After we repent, we need a reformation. We need to go from simple statements of faith to robust and detailed doctrinal confessions. We must quit presenting an easy-believism approach to salvation and present a gospel that demands the fruit of salvation (Matthew 3:8). We need to get back to expositional preaching instead of inspirational Ted Talks. We need to equip students with God’s truth instead of entertaining them with games and video clips, and the more I learn about catechism, the more I wish we would have had that in the church where I grew up. Catechism (in the Protestant use) is a series of short questions and answers about what the Bible teaches. They are written on levels for children, teens, and adults. If only we started doing that in all the churches we could have more solid conversions.

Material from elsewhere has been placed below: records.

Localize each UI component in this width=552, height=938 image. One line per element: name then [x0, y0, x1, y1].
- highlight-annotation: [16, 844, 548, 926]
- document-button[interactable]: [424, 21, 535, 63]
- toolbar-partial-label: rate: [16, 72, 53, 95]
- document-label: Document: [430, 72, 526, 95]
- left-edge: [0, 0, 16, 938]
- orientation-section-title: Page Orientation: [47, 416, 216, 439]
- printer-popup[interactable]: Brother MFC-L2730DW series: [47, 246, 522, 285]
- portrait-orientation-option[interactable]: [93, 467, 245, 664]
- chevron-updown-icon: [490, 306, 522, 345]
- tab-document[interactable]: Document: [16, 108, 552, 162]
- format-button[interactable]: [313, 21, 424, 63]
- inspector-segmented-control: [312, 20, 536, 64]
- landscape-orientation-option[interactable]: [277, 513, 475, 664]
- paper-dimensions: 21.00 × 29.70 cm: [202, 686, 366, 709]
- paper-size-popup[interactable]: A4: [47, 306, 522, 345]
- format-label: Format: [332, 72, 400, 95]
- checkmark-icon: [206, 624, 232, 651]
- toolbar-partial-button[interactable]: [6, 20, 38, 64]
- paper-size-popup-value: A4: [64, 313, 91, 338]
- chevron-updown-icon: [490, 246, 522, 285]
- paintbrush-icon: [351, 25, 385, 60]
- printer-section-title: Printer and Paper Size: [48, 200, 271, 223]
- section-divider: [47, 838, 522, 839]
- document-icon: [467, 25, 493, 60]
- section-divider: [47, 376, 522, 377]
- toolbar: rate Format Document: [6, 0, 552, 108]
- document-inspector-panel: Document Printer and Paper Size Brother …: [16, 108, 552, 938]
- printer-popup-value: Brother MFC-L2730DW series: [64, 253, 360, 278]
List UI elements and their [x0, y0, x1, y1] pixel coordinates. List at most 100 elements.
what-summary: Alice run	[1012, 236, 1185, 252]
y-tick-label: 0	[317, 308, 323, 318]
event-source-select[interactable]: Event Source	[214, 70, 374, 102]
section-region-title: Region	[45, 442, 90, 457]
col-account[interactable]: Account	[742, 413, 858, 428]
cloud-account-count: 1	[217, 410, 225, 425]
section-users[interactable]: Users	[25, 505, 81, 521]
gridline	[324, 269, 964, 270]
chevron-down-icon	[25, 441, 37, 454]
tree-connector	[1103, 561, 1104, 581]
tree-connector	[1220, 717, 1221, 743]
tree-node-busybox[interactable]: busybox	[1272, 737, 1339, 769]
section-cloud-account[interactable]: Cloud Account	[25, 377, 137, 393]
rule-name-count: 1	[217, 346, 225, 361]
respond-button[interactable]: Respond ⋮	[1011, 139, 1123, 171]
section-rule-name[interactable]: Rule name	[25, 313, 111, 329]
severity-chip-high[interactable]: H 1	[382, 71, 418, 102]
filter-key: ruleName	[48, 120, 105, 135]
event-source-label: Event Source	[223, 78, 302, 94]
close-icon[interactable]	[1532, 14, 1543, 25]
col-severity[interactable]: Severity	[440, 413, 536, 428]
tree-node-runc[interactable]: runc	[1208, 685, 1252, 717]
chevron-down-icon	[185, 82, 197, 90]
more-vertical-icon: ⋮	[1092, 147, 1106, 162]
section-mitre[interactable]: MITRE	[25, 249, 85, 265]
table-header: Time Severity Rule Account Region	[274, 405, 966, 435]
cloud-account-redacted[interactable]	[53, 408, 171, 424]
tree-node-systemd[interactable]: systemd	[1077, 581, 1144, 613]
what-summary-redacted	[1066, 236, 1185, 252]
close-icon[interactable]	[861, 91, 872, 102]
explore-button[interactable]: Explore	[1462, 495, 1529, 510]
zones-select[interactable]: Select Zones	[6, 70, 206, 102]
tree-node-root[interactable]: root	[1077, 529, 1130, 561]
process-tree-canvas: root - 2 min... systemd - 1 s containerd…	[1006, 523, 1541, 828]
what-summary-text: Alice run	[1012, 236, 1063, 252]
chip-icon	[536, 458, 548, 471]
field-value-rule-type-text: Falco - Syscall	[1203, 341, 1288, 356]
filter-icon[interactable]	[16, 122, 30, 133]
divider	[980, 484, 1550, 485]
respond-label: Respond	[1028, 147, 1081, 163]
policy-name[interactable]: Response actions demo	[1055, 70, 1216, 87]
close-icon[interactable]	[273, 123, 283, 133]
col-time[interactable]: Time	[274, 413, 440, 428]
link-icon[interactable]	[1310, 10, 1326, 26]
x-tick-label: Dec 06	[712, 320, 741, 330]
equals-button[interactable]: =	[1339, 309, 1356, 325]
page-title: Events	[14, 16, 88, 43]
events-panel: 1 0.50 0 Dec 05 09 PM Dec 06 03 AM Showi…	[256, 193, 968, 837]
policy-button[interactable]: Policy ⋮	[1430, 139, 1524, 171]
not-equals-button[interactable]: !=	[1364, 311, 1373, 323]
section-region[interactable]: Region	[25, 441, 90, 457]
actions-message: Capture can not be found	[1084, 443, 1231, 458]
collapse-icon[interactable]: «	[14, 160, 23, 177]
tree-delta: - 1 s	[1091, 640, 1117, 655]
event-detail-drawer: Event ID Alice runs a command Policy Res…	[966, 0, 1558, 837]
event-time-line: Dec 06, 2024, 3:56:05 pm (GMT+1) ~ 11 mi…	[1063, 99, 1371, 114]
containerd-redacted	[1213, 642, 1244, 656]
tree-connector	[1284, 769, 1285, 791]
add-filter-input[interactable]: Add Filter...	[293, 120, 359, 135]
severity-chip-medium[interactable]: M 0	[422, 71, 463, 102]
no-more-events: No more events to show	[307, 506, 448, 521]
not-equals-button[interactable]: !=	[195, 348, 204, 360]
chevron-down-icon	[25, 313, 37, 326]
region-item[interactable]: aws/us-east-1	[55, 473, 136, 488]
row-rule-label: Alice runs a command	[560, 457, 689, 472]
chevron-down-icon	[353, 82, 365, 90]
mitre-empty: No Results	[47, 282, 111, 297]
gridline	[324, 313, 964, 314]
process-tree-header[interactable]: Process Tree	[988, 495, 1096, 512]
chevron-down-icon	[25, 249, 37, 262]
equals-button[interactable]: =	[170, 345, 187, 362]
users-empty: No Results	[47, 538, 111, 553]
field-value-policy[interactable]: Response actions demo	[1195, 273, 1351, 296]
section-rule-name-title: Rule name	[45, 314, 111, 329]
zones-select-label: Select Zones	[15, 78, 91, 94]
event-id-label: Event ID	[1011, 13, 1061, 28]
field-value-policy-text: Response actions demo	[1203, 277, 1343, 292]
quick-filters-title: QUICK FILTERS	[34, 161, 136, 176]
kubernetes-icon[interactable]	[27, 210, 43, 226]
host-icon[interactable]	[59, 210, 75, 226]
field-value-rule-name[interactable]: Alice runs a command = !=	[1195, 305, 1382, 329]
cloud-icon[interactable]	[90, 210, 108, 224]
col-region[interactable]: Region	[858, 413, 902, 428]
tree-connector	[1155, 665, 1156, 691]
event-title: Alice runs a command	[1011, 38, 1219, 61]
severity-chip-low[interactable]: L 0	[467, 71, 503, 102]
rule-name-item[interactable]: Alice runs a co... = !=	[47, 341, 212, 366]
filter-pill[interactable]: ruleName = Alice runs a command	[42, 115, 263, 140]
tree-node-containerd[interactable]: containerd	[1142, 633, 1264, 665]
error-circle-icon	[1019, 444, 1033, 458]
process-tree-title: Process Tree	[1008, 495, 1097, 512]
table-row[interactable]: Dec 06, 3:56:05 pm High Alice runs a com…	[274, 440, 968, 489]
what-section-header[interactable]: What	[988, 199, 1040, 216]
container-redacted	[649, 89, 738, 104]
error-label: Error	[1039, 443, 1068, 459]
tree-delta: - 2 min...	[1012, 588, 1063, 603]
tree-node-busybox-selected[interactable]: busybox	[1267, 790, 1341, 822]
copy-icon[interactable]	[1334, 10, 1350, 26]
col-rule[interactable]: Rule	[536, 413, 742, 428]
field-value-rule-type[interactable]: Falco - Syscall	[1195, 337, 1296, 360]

It is when we repent and reform the church that we will have revival in the nation. I want God’s blessing in this nation, but I do not think it is automatically deserved just because the Pilgrims came over with a Geneva Bible. If you look at the preaching that produced the Great Awakenings in this nation, you will see that George Whitefield and Jonathan Edwards preached sermons that wouldn’t go over well in most churches today. We hear Sinners in the Hands of an Angry God, and we retort that such a sermon would offend people and that God is love. Yet, that sermon brought about the conversion of sinners. It was hard Bible preaching that brought about the Awakenings in this nation, and that same preaching is needed again. The discipleship of the band societies of John Wesley is needed again. Let’s return to the Puritan foundations of this nation. Search Puritan Paperbacks and pick out a few titles. See what preaching and teaching this nation was founded on and how far we have drifted from it. We need to return to God. Returning to the roots of the spiritual fathers of this nation will help us do that. Pick a Puritan, pick a preacher like George Whitfield or Jonathan Edwards. Immerse yourself in their writings, behold their God, and watch your heartbreak, watch your life change, watch reformation come to your church, and revival come to our nation.